Monday, Jul. 01, 1985
Disasters Two More Strikes for Terrorists?
By Pico Iyer
At 8:07 a.m. Sunday morning, the crew of Air India Flight 182 made a routine call to the control tower at Ireland's Shannon Airport. The flight, which originated in Toronto, was going just as planned. The plane was cruising at 33,000 feet above the North Atlantic, about 120 miles southwest of the Irish coast. The tower gave clearance to proceed to London's Heathrow Airport for refueling, and the crew promised to report back before landing. Then, just six minutes later, the Boeing 747 suddenly disappeared from radar screens. "One second it was there, and the next it was gone," said one Shannon air trafficker. "We are totally baffled." Less than two hours later, a merchant vessel in the area reported that uninflated life vests and bodies were scattered across the gray sea. All 307 passengers and 22 crew members were feared dead.
It was the third worst airline disaster in history, exceeded only by the 1977 collision of KLM and Pan American 747s in the Spanish Canary Islands that killed 582, and the 1974 crash of a Turkish DC-10 near Paris that left 345 dead. More alarmingly, however, the sudden and inexplicable plunge of the Air India craft had the earmarks of terrorism. "It is most likely a bomb," said Mike Ramsden, editor in chief of the aviation magazine Flight International. "A bomb is the most likely reason for a catastrophe, so sudden and complete, to an aircraft with a very fine safety record." Added a high-ranking U.S. Air Force intelligence officer: "It looks like a terrorist act, but it is too early to say."

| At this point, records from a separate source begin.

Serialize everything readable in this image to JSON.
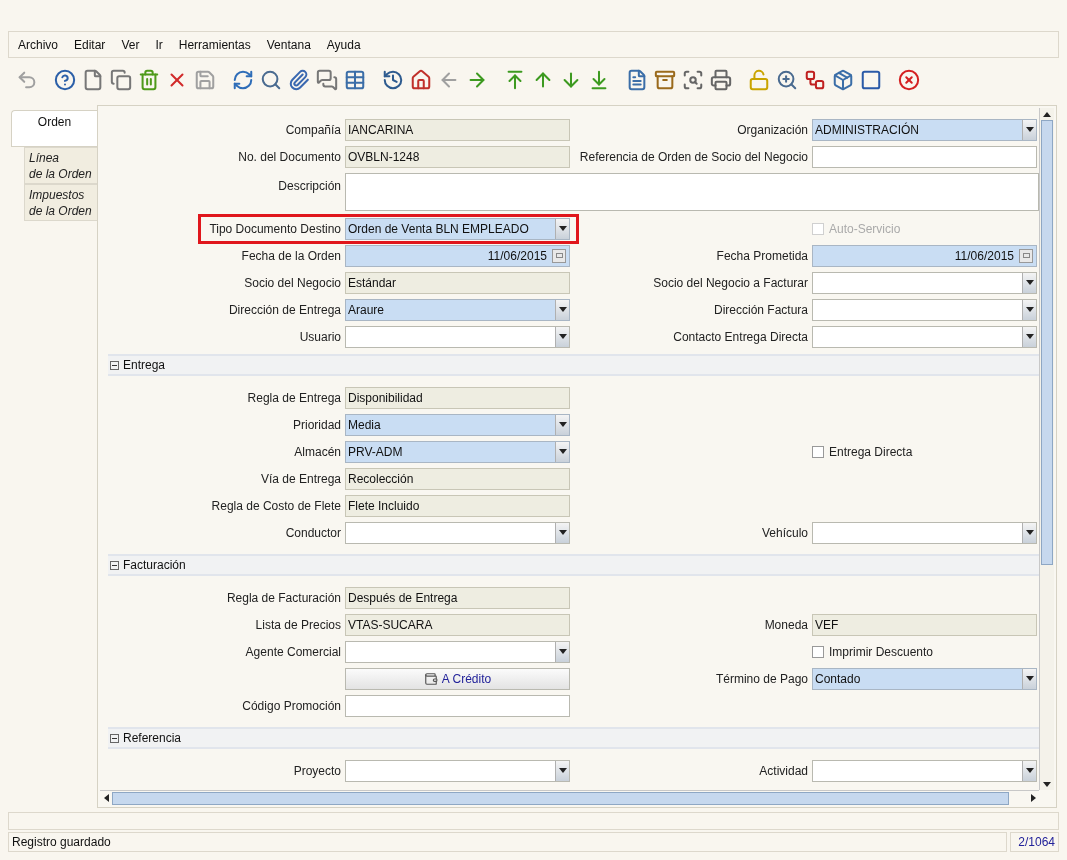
{
  "menu": [
    "Archivo",
    "Editar",
    "Ver",
    "Ir",
    "Herramientas",
    "Ventana",
    "Ayuda"
  ],
  "toolbar": {
    "groups": [
      [
        {
          "kind": "undo",
          "disabled": true
        }
      ],
      [
        {
          "kind": "help",
          "disabled": false
        },
        {
          "kind": "new",
          "disabled": false
        },
        {
          "kind": "copy",
          "disabled": false
        },
        {
          "kind": "delete",
          "disabled": false
        },
        {
          "kind": "delete-selection",
          "disabled": false
        },
        {
          "kind": "save",
          "disabled": true
        }
      ],
      [
        {
          "kind": "refresh",
          "disabled": false
        },
        {
          "kind": "find",
          "disabled": false
        },
        {
          "kind": "attachment",
          "disabled": false
        },
        {
          "kind": "chat",
          "disabled": false
        },
        {
          "kind": "grid",
          "disabled": false
        }
      ],
      [
        {
          "kind": "history",
          "disabled": false
        },
        {
          "kind": "home",
          "disabled": false
        },
        {
          "kind": "previous",
          "disabled": true
        },
        {
          "kind": "next",
          "disabled": false
        }
      ],
      [
        {
          "kind": "first",
          "disabled": false
        },
        {
          "kind": "up",
          "disabled": false
        },
        {
          "kind": "down",
          "disabled": false
        },
        {
          "kind": "last",
          "disabled": false
        }
      ],
      [
        {
          "kind": "report",
          "disabled": false
        },
        {
          "kind": "archive",
          "disabled": false
        },
        {
          "kind": "print-preview",
          "disabled": false
        },
        {
          "kind": "print",
          "disabled": false
        }
      ],
      [
        {
          "kind": "lock",
          "disabled": false
        },
        {
          "kind": "zoom-across",
          "disabled": false
        },
        {
          "kind": "workflow",
          "disabled": false
        },
        {
          "kind": "product-info",
          "disabled": false
        },
        {
          "kind": "window",
          "disabled": false
        }
      ],
      [
        {
          "kind": "close",
          "disabled": false
        }
      ]
    ]
  },
  "tabs": [
    {
      "label": "Orden",
      "selected": true
    },
    {
      "label": "Línea\nde la Orden",
      "selected": false
    },
    {
      "label": "Impuestos\nde la Orden",
      "selected": false
    }
  ],
  "sections": [
    {
      "rows": [
        {
          "left": {
            "label": "Compañía",
            "kind": "readonly",
            "value": "IANCARINA"
          },
          "right": {
            "label": "Organización",
            "kind": "combo",
            "value": "ADMINISTRACIÓN",
            "mandatory": true
          }
        },
        {
          "left": {
            "label": "No. del Documento",
            "kind": "readonly",
            "value": "OVBLN-1248"
          },
          "right": {
            "label": "Referencia de Orden de Socio del Negocio",
            "kind": "text",
            "mandatory": false
          }
        },
        {
          "left": {
            "label": "Descripción",
            "kind": "textarea",
            "mandatory": false
          }
        },
        {
          "left": {
            "label": "Tipo Documento Destino",
            "kind": "combo",
            "value": "Orden de Venta BLN EMPLEADO",
            "mandatory": true,
            "highlighted": true
          },
          "right": {
            "label": "Auto-Servicio",
            "kind": "checkbox",
            "checked": false,
            "disabled": true
          }
        },
        {
          "left": {
            "label": "Fecha de la Orden",
            "kind": "date",
            "value": "11/06/2015",
            "mandatory": true
          },
          "right": {
            "label": "Fecha Prometida",
            "kind": "date",
            "value": "11/06/2015",
            "mandatory": true
          }
        },
        {
          "left": {
            "label": "Socio del Negocio",
            "kind": "readonly",
            "value": "Estándar"
          },
          "right": {
            "label": "Socio del Negocio a Facturar",
            "kind": "combo",
            "mandatory": false
          }
        },
        {
          "left": {
            "label": "Dirección de Entrega",
            "kind": "combo",
            "value": "Araure",
            "mandatory": true
          },
          "right": {
            "label": "Dirección Factura",
            "kind": "combo",
            "mandatory": false
          }
        },
        {
          "left": {
            "label": "Usuario",
            "kind": "combo",
            "mandatory": false
          },
          "right": {
            "label": "Contacto Entrega Directa",
            "kind": "combo",
            "mandatory": false
          }
        }
      ]
    },
    {
      "title": "Entrega",
      "expanded": true,
      "rows": [
        {
          "left": {
            "label": "Regla de Entrega",
            "kind": "readonly",
            "value": "Disponibilidad"
          }
        },
        {
          "left": {
            "label": "Prioridad",
            "kind": "combo",
            "value": "Media",
            "mandatory": true
          }
        },
        {
          "left": {
            "label": "Almacén",
            "kind": "combo",
            "value": "PRV-ADM",
            "mandatory": true
          },
          "right": {
            "label": "Entrega Directa",
            "kind": "checkbox",
            "checked": false,
            "disabled": false
          }
        },
        {
          "left": {
            "label": "Vía de Entrega",
            "kind": "readonly",
            "value": "Recolección"
          }
        },
        {
          "left": {
            "label": "Regla de Costo de Flete",
            "kind": "readonly",
            "value": "Flete Incluido"
          }
        },
        {
          "left": {
            "label": "Conductor",
            "kind": "combo",
            "mandatory": false
          },
          "right": {
            "label": "Vehículo",
            "kind": "combo",
            "mandatory": false
          }
        }
      ]
    },
    {
      "title": "Facturación",
      "expanded": true,
      "rows": [
        {
          "left": {
            "label": "Regla de Facturación",
            "kind": "readonly",
            "value": "Después de Entrega"
          }
        },
        {
          "left": {
            "label": "Lista de Precios",
            "kind": "readonly",
            "value": "VTAS-SUCARA"
          },
          "right": {
            "label": "Moneda",
            "kind": "readonly",
            "value": "VEF"
          }
        },
        {
          "left": {
            "label": "Agente Comercial",
            "kind": "combo",
            "mandatory": false
          },
          "right": {
            "label": "Imprimir Descuento",
            "kind": "checkbox",
            "checked": false,
            "disabled": false
          }
        },
        {
          "left": {
            "label": "A Crédito",
            "kind": "button"
          },
          "right": {
            "label": "Término de Pago",
            "kind": "combo",
            "value": "Contado",
            "mandatory": true
          }
        },
        {
          "left": {
            "label": "Código Promoción",
            "kind": "text",
            "mandatory": false
          }
        }
      ]
    },
    {
      "title": "Referencia",
      "expanded": true,
      "rows": [
        {
          "left": {
            "label": "Proyecto",
            "kind": "combo",
            "mandatory": false
          },
          "right": {
            "label": "Actividad",
            "kind": "combo",
            "mandatory": false
          }
        }
      ]
    }
  ],
  "status": {
    "message": "Registro guardado",
    "record": "2/1064"
  }
}
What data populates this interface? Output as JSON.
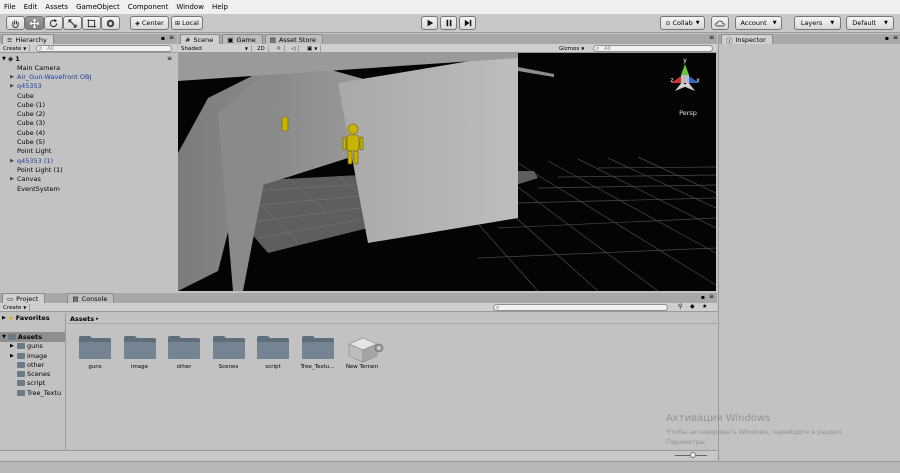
{
  "menu": [
    "File",
    "Edit",
    "Assets",
    "GameObject",
    "Component",
    "Window",
    "Help"
  ],
  "toolbar": {
    "pivot_label": "Center",
    "space_label": "Local",
    "collab_label": "Collab",
    "account_label": "Account",
    "layers_label": "Layers",
    "layout_label": "Default"
  },
  "hierarchy": {
    "tab_label": "Hierarchy",
    "create_label": "Create",
    "search_placeholder": "All",
    "scene_name": "1",
    "items": [
      {
        "label": "Main Camera",
        "arrow": "",
        "color": "black"
      },
      {
        "label": "Air_Gun-Wavefront OBJ",
        "arrow": "▶",
        "color": "blue"
      },
      {
        "label": "q45353",
        "arrow": "▶",
        "color": "blue"
      },
      {
        "label": "Cube",
        "arrow": "",
        "color": "black"
      },
      {
        "label": "Cube (1)",
        "arrow": "",
        "color": "black"
      },
      {
        "label": "Cube (2)",
        "arrow": "",
        "color": "black"
      },
      {
        "label": "Cube (3)",
        "arrow": "",
        "color": "black"
      },
      {
        "label": "Cube (4)",
        "arrow": "",
        "color": "black"
      },
      {
        "label": "Cube (5)",
        "arrow": "",
        "color": "black"
      },
      {
        "label": "Point Light",
        "arrow": "",
        "color": "black"
      },
      {
        "label": "q45353 (1)",
        "arrow": "▶",
        "color": "blue"
      },
      {
        "label": "Point Light (1)",
        "arrow": "",
        "color": "black"
      },
      {
        "label": "Canvas",
        "arrow": "▶",
        "color": "black"
      },
      {
        "label": "EventSystem",
        "arrow": "",
        "color": "black"
      }
    ]
  },
  "scene_view": {
    "tabs": [
      "Scene",
      "Game",
      "Asset Store"
    ],
    "shading_label": "Shaded",
    "mode_2d_label": "2D",
    "gizmos_label": "Gizmos",
    "search_placeholder": "All",
    "projection_label": "Persp",
    "axis_labels": {
      "x": "x",
      "y": "y",
      "z": "z"
    }
  },
  "project": {
    "tabs": [
      "Project",
      "Console"
    ],
    "create_label": "Create",
    "favorites_label": "Favorites",
    "assets_label": "Assets",
    "breadcrumb": "Assets",
    "tree": [
      "guns",
      "image",
      "other",
      "Scenes",
      "script",
      "Tree_Textu"
    ],
    "tree_arrows": [
      "▶",
      "▶",
      "",
      "",
      "",
      ""
    ],
    "assets": [
      "guns",
      "image",
      "other",
      "Scenes",
      "script",
      "Tree_Textu...",
      "New Terrain"
    ]
  },
  "inspector": {
    "tab_label": "Inspector"
  },
  "watermark": {
    "title": "Активация Windows",
    "line1": "Чтобы активировать Windows, перейдите в раздел",
    "line2": "Параметры"
  },
  "colors": {
    "scene_bg": "#040404",
    "figure_yellow": "#c8b400",
    "link_blue": "#1f3fa0",
    "folder": "#6d7a86"
  }
}
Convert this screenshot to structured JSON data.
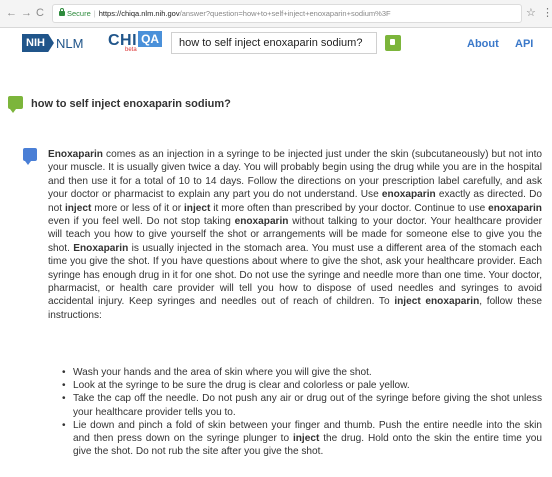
{
  "browser": {
    "back_glyph": "←",
    "forward_glyph": "→",
    "reload_glyph": "C",
    "secure_label": "Secure",
    "url_host": "https://chiqa.nlm.nih.gov",
    "url_path": "/answer?question=how+to+self+inject+enoxaparin+sodium%3F",
    "star_glyph": "☆",
    "menu_glyph": "⋮"
  },
  "header": {
    "nih_label": "NIH",
    "nlm_label": "NLM",
    "chi_label": "CHI",
    "qa_label": "QA",
    "beta_label": "beta",
    "search_value": "how to self inject enoxaparin sodium?",
    "nav_about": "About",
    "nav_api": "API"
  },
  "question": {
    "text": "how to self inject enoxaparin sodium?"
  },
  "answer": {
    "segments": [
      {
        "t": "Enoxaparin",
        "b": true
      },
      {
        "t": " comes as an injection in a syringe to be injected just under the skin (subcutaneously) but not into your muscle. It is usually given twice a day. You will probably begin using the drug while you are in the hospital and then use it for a total of 10 to 14 days. Follow the directions on your prescription label carefully, and ask your doctor or pharmacist to explain any part you do not understand. Use ",
        "b": false
      },
      {
        "t": "enoxaparin",
        "b": true
      },
      {
        "t": " exactly as directed. Do not ",
        "b": false
      },
      {
        "t": "inject",
        "b": true
      },
      {
        "t": " more or less of it or ",
        "b": false
      },
      {
        "t": "inject",
        "b": true
      },
      {
        "t": " it more often than prescribed by your doctor. Continue to use ",
        "b": false
      },
      {
        "t": "enoxaparin",
        "b": true
      },
      {
        "t": " even if you feel well. Do not stop taking ",
        "b": false
      },
      {
        "t": "enoxaparin",
        "b": true
      },
      {
        "t": " without talking to your doctor. Your healthcare provider will teach you how to give yourself the shot or arrangements will be made for someone else to give you the shot. ",
        "b": false
      },
      {
        "t": "Enoxaparin",
        "b": true
      },
      {
        "t": " is usually injected in the stomach area. You must use a different area of the stomach each time you give the shot. If you have questions about where to give the shot, ask your healthcare provider. Each syringe has enough drug in it for one shot. Do not use the syringe and needle more than one time. Your doctor, pharmacist, or health care provider will tell you how to dispose of used needles and syringes to avoid accidental injury. Keep syringes and needles out of reach of children. To ",
        "b": false
      },
      {
        "t": "inject enoxaparin",
        "b": true
      },
      {
        "t": ", follow these instructions:",
        "b": false
      }
    ],
    "bullets": [
      [
        {
          "t": "Wash your hands and the area of skin where you will give the shot.",
          "b": false
        }
      ],
      [
        {
          "t": "Look at the syringe to be sure the drug is clear and colorless or pale yellow.",
          "b": false
        }
      ],
      [
        {
          "t": "Take the cap off the needle. Do not push any air or drug out of the syringe before giving the shot unless your healthcare provider tells you to.",
          "b": false
        }
      ],
      [
        {
          "t": "Lie down and pinch a fold of skin between your finger and thumb. Push the entire needle into the skin and then press down on the syringe plunger to ",
          "b": false
        },
        {
          "t": "inject",
          "b": true
        },
        {
          "t": " the drug. Hold onto the skin the entire time you give the shot. Do not rub the site after you give the shot.",
          "b": false
        }
      ]
    ]
  },
  "colors": {
    "nih_blue": "#20558a",
    "qa_blue": "#4a90d9",
    "link_blue": "#3a78c9",
    "question_green": "#7cb53b",
    "answer_blue": "#4a7fd6",
    "secure_green": "#2e8b3d"
  },
  "icons": {
    "question_icon": "speech-bubble-green",
    "answer_icon": "speech-bubble-blue",
    "search_button_icon": "green-square-button"
  }
}
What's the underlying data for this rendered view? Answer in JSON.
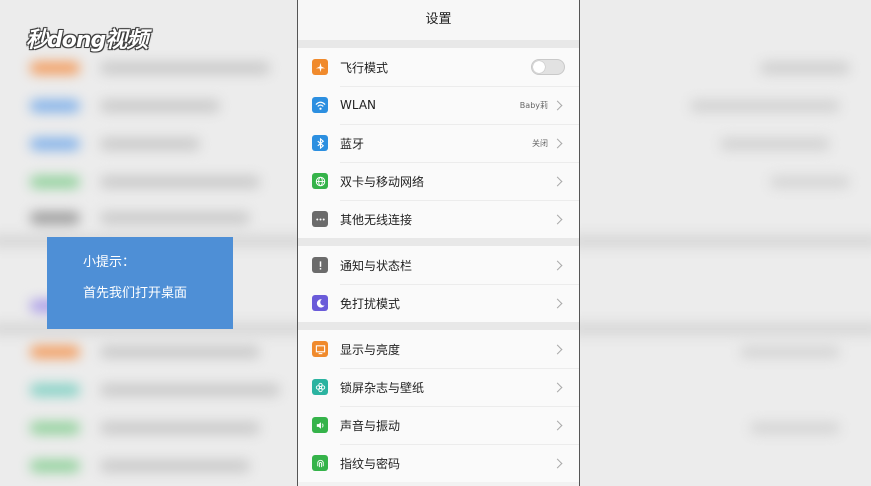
{
  "watermark": {
    "logo_text": "秒dong视频"
  },
  "tip": {
    "title": "小提示：",
    "text": "首先我们打开桌面"
  },
  "settings": {
    "title": "设置",
    "groups": [
      {
        "items": [
          {
            "label": "飞行模式",
            "icon": "airplane-icon",
            "icon_color": "#f08a2c",
            "control": "toggle",
            "toggle_on": false
          },
          {
            "label": "WLAN",
            "icon": "wifi-icon",
            "icon_color": "#2c8fe0",
            "value": "Baby莉"
          },
          {
            "label": "蓝牙",
            "icon": "bluetooth-icon",
            "icon_color": "#2c8fe0",
            "value": "关闭"
          },
          {
            "label": "双卡与移动网络",
            "icon": "globe-icon",
            "icon_color": "#35b34a"
          },
          {
            "label": "其他无线连接",
            "icon": "more-icon",
            "icon_color": "#6b6b6b"
          }
        ]
      },
      {
        "items": [
          {
            "label": "通知与状态栏",
            "icon": "notification-icon",
            "icon_color": "#6b6b6b"
          },
          {
            "label": "免打扰模式",
            "icon": "moon-icon",
            "icon_color": "#6a5bd9"
          }
        ]
      },
      {
        "items": [
          {
            "label": "显示与亮度",
            "icon": "display-icon",
            "icon_color": "#f08a2c"
          },
          {
            "label": "锁屏杂志与壁纸",
            "icon": "flower-icon",
            "icon_color": "#2bb3a0"
          },
          {
            "label": "声音与振动",
            "icon": "speaker-icon",
            "icon_color": "#35b34a"
          },
          {
            "label": "指纹与密码",
            "icon": "fingerprint-icon",
            "icon_color": "#35b34a"
          }
        ]
      }
    ]
  }
}
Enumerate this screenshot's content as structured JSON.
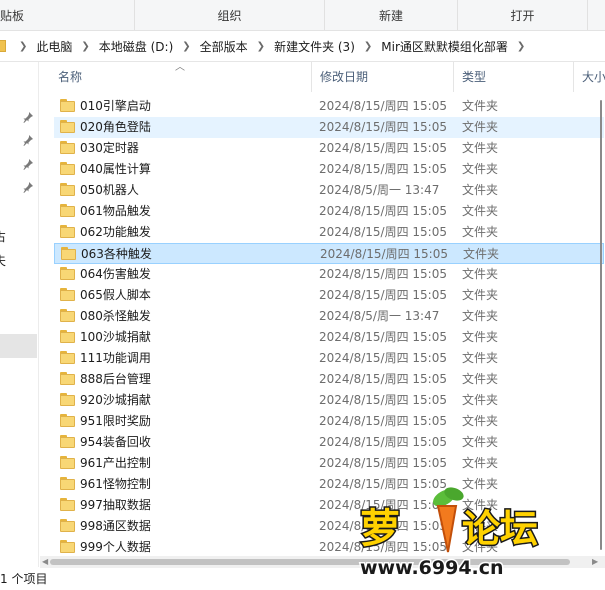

That unsettling possibility gained further credibility as details emerged about an explosion at the Tokyo international airport less than an hour before the Air India crash. As baggage from Canadian Pacific Flight 003 was being unloaded, a bomb suddenly ripped both the door and roof off the freight container, sending clothes and suitcases flying. The explosion killed two airport workers and injured four others. Had the flight not arrived from Vancouver a quarter-hour early, the bomb might have gone off while the 747, which carried 374 passengers and 16 crew members, was over the ocean.
After the Air India plane dropped off radar screens, a full-scale rescue mission was carried out at the scene of the crash. Within half an hour of the plane's disappearance, centers had been set up in Britain and Ireland to coordinate a giant rescue team that included 14 helicopters, four reconnaissance planes and a fleet of more than a dozen military and merchant vessels. By early evening the workers had picked up 144 bodies and airlifted them to Cork, where Irish authorities set up a special mortuary. The possibility of anyone's surviving was remote. One rescue spotter likened the body-strewn scene to "a battlefield."
Meanwhile, evidence of foul play mounted. The Air India flight, whose final ) destination was Bombay, had stopped in Montreal to pick up passengers. While it was taking on baggage there, dogs trained to sniff out explosives began barking. The Royal Canadian Mounted Police subsequently confiscated three "suspicious" pieces of luggage after electronic scanners detected metal inside the bags. The luggage was examined, but no explosives were found.
The debris at sea also supported suspicions that the Air India crash had been triggered by a bomb. The presence of uninflated life rafts and the emergence of some bodies still wearing airline slippers, suggested that the passengers, most of them of Indian descent and many of them children, had been taken by surprise. "Explosion is considered a possibility," said Ashok Gehlot, India's Minister of State for Civil Aviation, "in view of the fact that the wreckage is spread over a wide area. Sabotage is a distinct possibility."
Short of a bomb, indeed, experts were hard put to explain the disaster. Even if the pilot had lost all four engines simultaneously, aviation sources pointed out, he could have sent a distress signal and possibly continued to glide for 30 minutes. And even if his power source had been cut, he could have used a backup system. In addition, officials observed, sudden disappearances from radar and crashes at sea are very rare. Never before has a commercial jet crossing the Atlantic plunged into the ocean.
Who would have wished to plant a bomb on the flight? No group rushed to claim responsibility. "We have had threats of hijacking made to our headquarters in India and elsewhere," said Francis D'gama, regional manager for Air India in Britain. "These have been made for some time." Whoever was responsible may have been seeking maximum publicity: the plane was two hours behind schedule when it crashed, and a time-release bomb might have been designed to go off during the stop at London, where there is a large international press corps. The motives for the explosion in Japan were more mysterious; again, no one immediately claimed responsibility. As this week began, the International Air Transport Association called an emergency meeting in Montreal. Meanwhile, the international police organization Interpol was reportedly investigating both disasters and possible links between them.